JAKARTA - Bank Indonesia (BI) menegaskan komitmennya untuk tetap berdiri tegak dalam menjaga stabilitas moneter nasional. Di tengah momentum transisi kepemimpinan yang sedang berjalan, Pejabat Gubernur Sementara BI, Destry Damayanti, memastikan bahwa arah kebijakan bank sentral tidak akan berubah dan tetap fokus pada dua pilar utama: stabilitas nilai tukar Rupiah dan pengendalian inflasi.
Pernyataan ini disampaikan Destry setelah menghadiri rangkaian pertemuan strategis, termasuk pertemuan dengan Presiden terpilih Prabowo Subianto dan rapat Komite Stabilitas Sistem Keuangan (KSSK). Langkah ini diambil guna memberikan sinyal positif kepada pasar bahwa arah kebijakan moneter Indonesia tetap terukur, independen, dan berbasis pada data (data-driven policy).
Menjaga Kontinuitas di Tengah Transisi Kepemimpinan
Perubahan kepemimpinan dalam sebuah institusi sentral seperti Bank Indonesia seringkali memicu spekulasi di kalangan investor dan pelaku pasar. Namun, Destry Damayanti dengan tegas menyatakan bahwa BI akan menjaga kontinuitas kebijakan yang telah berjalan. Fokus BI tidak akan goyah oleh dinamika politik atau transisi struktural di internal lembaga.
Menurut Destry, keberlanjutan kebijakan adalah kunci untuk menjaga kepercayaan pasar. Ketika investor melihat adanya stabilitas dalam kebijakan moneter, risiko persepsi terhadap ekonomi domestik akan menurun. Hal ini sangat penting untuk menjaga aliran modal asing tetap masuk ke pasar keuangan Indonesia, yang pada gilirannya akan memperkuat cadangan devisa negara.
“Fokus kami tetap jelas. Bank Indonesia akan terus menjalankan mandatnya untuk menjaga stabilitas nilai tukar Rupiah dan memastikan inflasi tetap terkendali dalam sasaran yang telah ditetapkan,” ujar Destry dalam keterangannya kepada awak media.

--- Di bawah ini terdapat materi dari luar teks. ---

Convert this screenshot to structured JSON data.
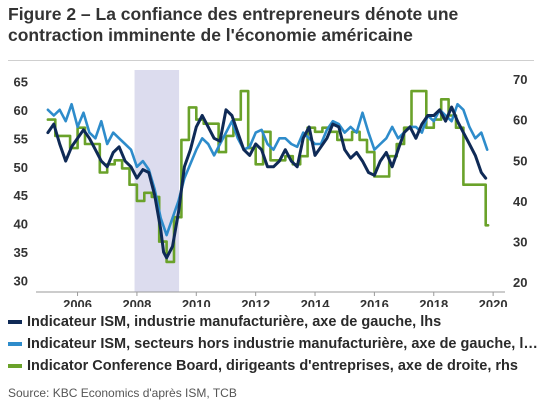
{
  "title": "Figure 2 – La confiance des entrepreneurs dénote une contraction imminente de l'économie américaine",
  "source": "Source: KBC Economics d'après ISM, TCB",
  "chart_data": {
    "type": "line",
    "title": "Figure 2 – La confiance des entrepreneurs dénote une contraction imminente de l'économie américaine",
    "x_ticks": [
      2006,
      2008,
      2010,
      2012,
      2014,
      2016,
      2018,
      2020
    ],
    "xlim": [
      2004.6,
      2020.4
    ],
    "left_axis": {
      "ylim": [
        28,
        67
      ],
      "ticks": [
        30,
        35,
        40,
        45,
        50,
        55,
        60,
        65
      ]
    },
    "right_axis": {
      "ylim": [
        17.6,
        72.2
      ],
      "ticks": [
        20,
        30,
        40,
        50,
        60,
        70
      ]
    },
    "recession": [
      2007.92,
      2009.42
    ],
    "grid": false,
    "legend_position": "bottom",
    "series": [
      {
        "name": "Indicateur ISM, industrie manufacturière, axe de gauche, lhs",
        "axis": "left",
        "color": "#0f2a56",
        "x": [
          2005.0,
          2005.2,
          2005.4,
          2005.6,
          2005.8,
          2006.0,
          2006.2,
          2006.4,
          2006.6,
          2006.8,
          2007.0,
          2007.2,
          2007.4,
          2007.6,
          2007.8,
          2008.0,
          2008.2,
          2008.4,
          2008.6,
          2008.8,
          2008.9,
          2009.0,
          2009.2,
          2009.4,
          2009.6,
          2009.8,
          2010.0,
          2010.2,
          2010.4,
          2010.6,
          2010.8,
          2011.0,
          2011.2,
          2011.4,
          2011.6,
          2011.8,
          2012.0,
          2012.2,
          2012.4,
          2012.6,
          2012.8,
          2013.0,
          2013.2,
          2013.4,
          2013.6,
          2013.8,
          2014.0,
          2014.2,
          2014.4,
          2014.6,
          2014.8,
          2015.0,
          2015.2,
          2015.4,
          2015.6,
          2015.8,
          2016.0,
          2016.2,
          2016.4,
          2016.6,
          2016.8,
          2017.0,
          2017.2,
          2017.4,
          2017.6,
          2017.8,
          2018.0,
          2018.2,
          2018.4,
          2018.6,
          2018.8,
          2019.0,
          2019.2,
          2019.4,
          2019.6,
          2019.75
        ],
        "values": [
          56,
          57.5,
          54,
          51,
          53.5,
          55,
          56.5,
          55,
          53,
          51,
          50,
          52.5,
          53.5,
          51,
          50,
          48,
          49.5,
          49,
          45,
          39,
          35,
          34,
          36,
          42,
          50,
          53,
          57,
          59,
          57,
          55,
          54.5,
          60,
          59,
          56,
          53,
          52,
          54,
          53,
          50,
          50,
          51,
          53,
          51,
          50,
          55,
          57,
          52,
          53.5,
          55,
          57.5,
          57,
          53,
          51.5,
          52.5,
          51,
          49,
          48.5,
          51,
          52.5,
          50,
          53,
          56,
          57,
          55,
          57.5,
          59,
          59,
          60,
          58,
          60.5,
          58,
          56,
          54,
          52,
          49,
          48
        ]
      },
      {
        "name": "Indicateur ISM, secteurs hors industrie manufacturière, axe de gauche, lhs",
        "axis": "left",
        "color": "#2e8ccb",
        "x": [
          2005.0,
          2005.2,
          2005.4,
          2005.6,
          2005.8,
          2006.0,
          2006.2,
          2006.4,
          2006.6,
          2006.8,
          2007.0,
          2007.2,
          2007.4,
          2007.6,
          2007.8,
          2008.0,
          2008.2,
          2008.4,
          2008.6,
          2008.8,
          2009.0,
          2009.2,
          2009.4,
          2009.6,
          2009.8,
          2010.0,
          2010.2,
          2010.4,
          2010.6,
          2010.8,
          2011.0,
          2011.2,
          2011.4,
          2011.6,
          2011.8,
          2012.0,
          2012.2,
          2012.4,
          2012.6,
          2012.8,
          2013.0,
          2013.2,
          2013.4,
          2013.6,
          2013.8,
          2014.0,
          2014.2,
          2014.4,
          2014.6,
          2014.8,
          2015.0,
          2015.2,
          2015.4,
          2015.6,
          2015.8,
          2016.0,
          2016.2,
          2016.4,
          2016.6,
          2016.8,
          2017.0,
          2017.2,
          2017.4,
          2017.6,
          2017.8,
          2018.0,
          2018.2,
          2018.4,
          2018.6,
          2018.8,
          2019.0,
          2019.2,
          2019.4,
          2019.6,
          2019.8
        ],
        "values": [
          60,
          59,
          60,
          58,
          61,
          57,
          59.5,
          56,
          55,
          58,
          54,
          56,
          55,
          54,
          53,
          50,
          51,
          49.5,
          46,
          41,
          38,
          41,
          44,
          48,
          50.5,
          53,
          55,
          54,
          52,
          54,
          56,
          58,
          55,
          53,
          53.5,
          56,
          56.5,
          54,
          53,
          55,
          55,
          54,
          53.5,
          56,
          55,
          54,
          54,
          56.5,
          58,
          57.5,
          56,
          57,
          56,
          59.5,
          56,
          53,
          54,
          55,
          57,
          55,
          56,
          57,
          57,
          56,
          59,
          58,
          60,
          59,
          58,
          61,
          60,
          57,
          55,
          56,
          53
        ]
      },
      {
        "name": "Indicator Conference Board, dirigeants d'entreprises, axe de droite, rhs",
        "axis": "right",
        "color": "#6aa22a",
        "x": [
          2005.0,
          2005.25,
          2005.5,
          2005.75,
          2006.0,
          2006.25,
          2006.5,
          2006.75,
          2007.0,
          2007.25,
          2007.5,
          2007.75,
          2008.0,
          2008.25,
          2008.5,
          2008.75,
          2009.0,
          2009.25,
          2009.5,
          2009.75,
          2010.0,
          2010.25,
          2010.5,
          2010.75,
          2011.0,
          2011.25,
          2011.5,
          2011.75,
          2012.0,
          2012.25,
          2012.5,
          2012.75,
          2013.0,
          2013.25,
          2013.5,
          2013.75,
          2014.0,
          2014.25,
          2014.5,
          2014.75,
          2015.0,
          2015.25,
          2015.5,
          2015.75,
          2016.0,
          2016.25,
          2016.5,
          2016.75,
          2017.0,
          2017.25,
          2017.5,
          2017.75,
          2018.0,
          2018.25,
          2018.5,
          2018.75,
          2019.0,
          2019.25,
          2019.5,
          2019.75
        ],
        "values": [
          60,
          56,
          56,
          53,
          58,
          54,
          54,
          47,
          49,
          50,
          48,
          44,
          40,
          42,
          41,
          30,
          25,
          36,
          55,
          63,
          60,
          59,
          59,
          52,
          56,
          60,
          67,
          53,
          49,
          57,
          50,
          50,
          51,
          49,
          51,
          58,
          57,
          58,
          57,
          55,
          55,
          57,
          55,
          52,
          46,
          46,
          51,
          54,
          58,
          67,
          67,
          58,
          60,
          65,
          61,
          58,
          44,
          44,
          44,
          34
        ]
      }
    ]
  },
  "legend": [
    {
      "label": "Indicateur ISM, industrie manufacturière, axe de gauche, lhs",
      "color": "#0f2a56"
    },
    {
      "label": "Indicateur ISM, secteurs hors industrie manufacturière, axe de gauche, lhs",
      "color": "#2e8ccb"
    },
    {
      "label": "Indicator Conference Board, dirigeants d'entreprises, axe de droite, rhs",
      "color": "#6aa22a"
    }
  ]
}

Stabilitas Rupiah: Prioritas Utama di Tengah Dinamika Global
Salah satu tantangan terbesar yang dihadapi otoritas moneter saat ini adalah volatilitas nilai tukar Rupiah terhadap mata uang utama dunia, terutama Dollar AS. Tekanan dari kebijakan suku bunga tinggi di Amerika Serikat (The Fed) serta ketidakpastian geopolitik global seringkali memberikan tekanan pada mata uang negara berkembang, termasuk Indonesia.
Destry menjelaskan bahwa BI akan terus menggunakan berbagai instrumen kebijakan untuk melakukan intervensi secara tepat sasaran. Strategi ini mencakup intervensi di pasar spot, pasar Domestic Non-Deliverable Forward (DNDF), hingga pengelolaan likuiditas di pasar surat berharga. Tujuannya bukan untuk menentukan level nilai tukar secara kaku, melainkan untuk memastikan pergerakan Rupiah tetap berada dalam koridor yang wajar dan tidak menimbulkan guncangan ekonomi.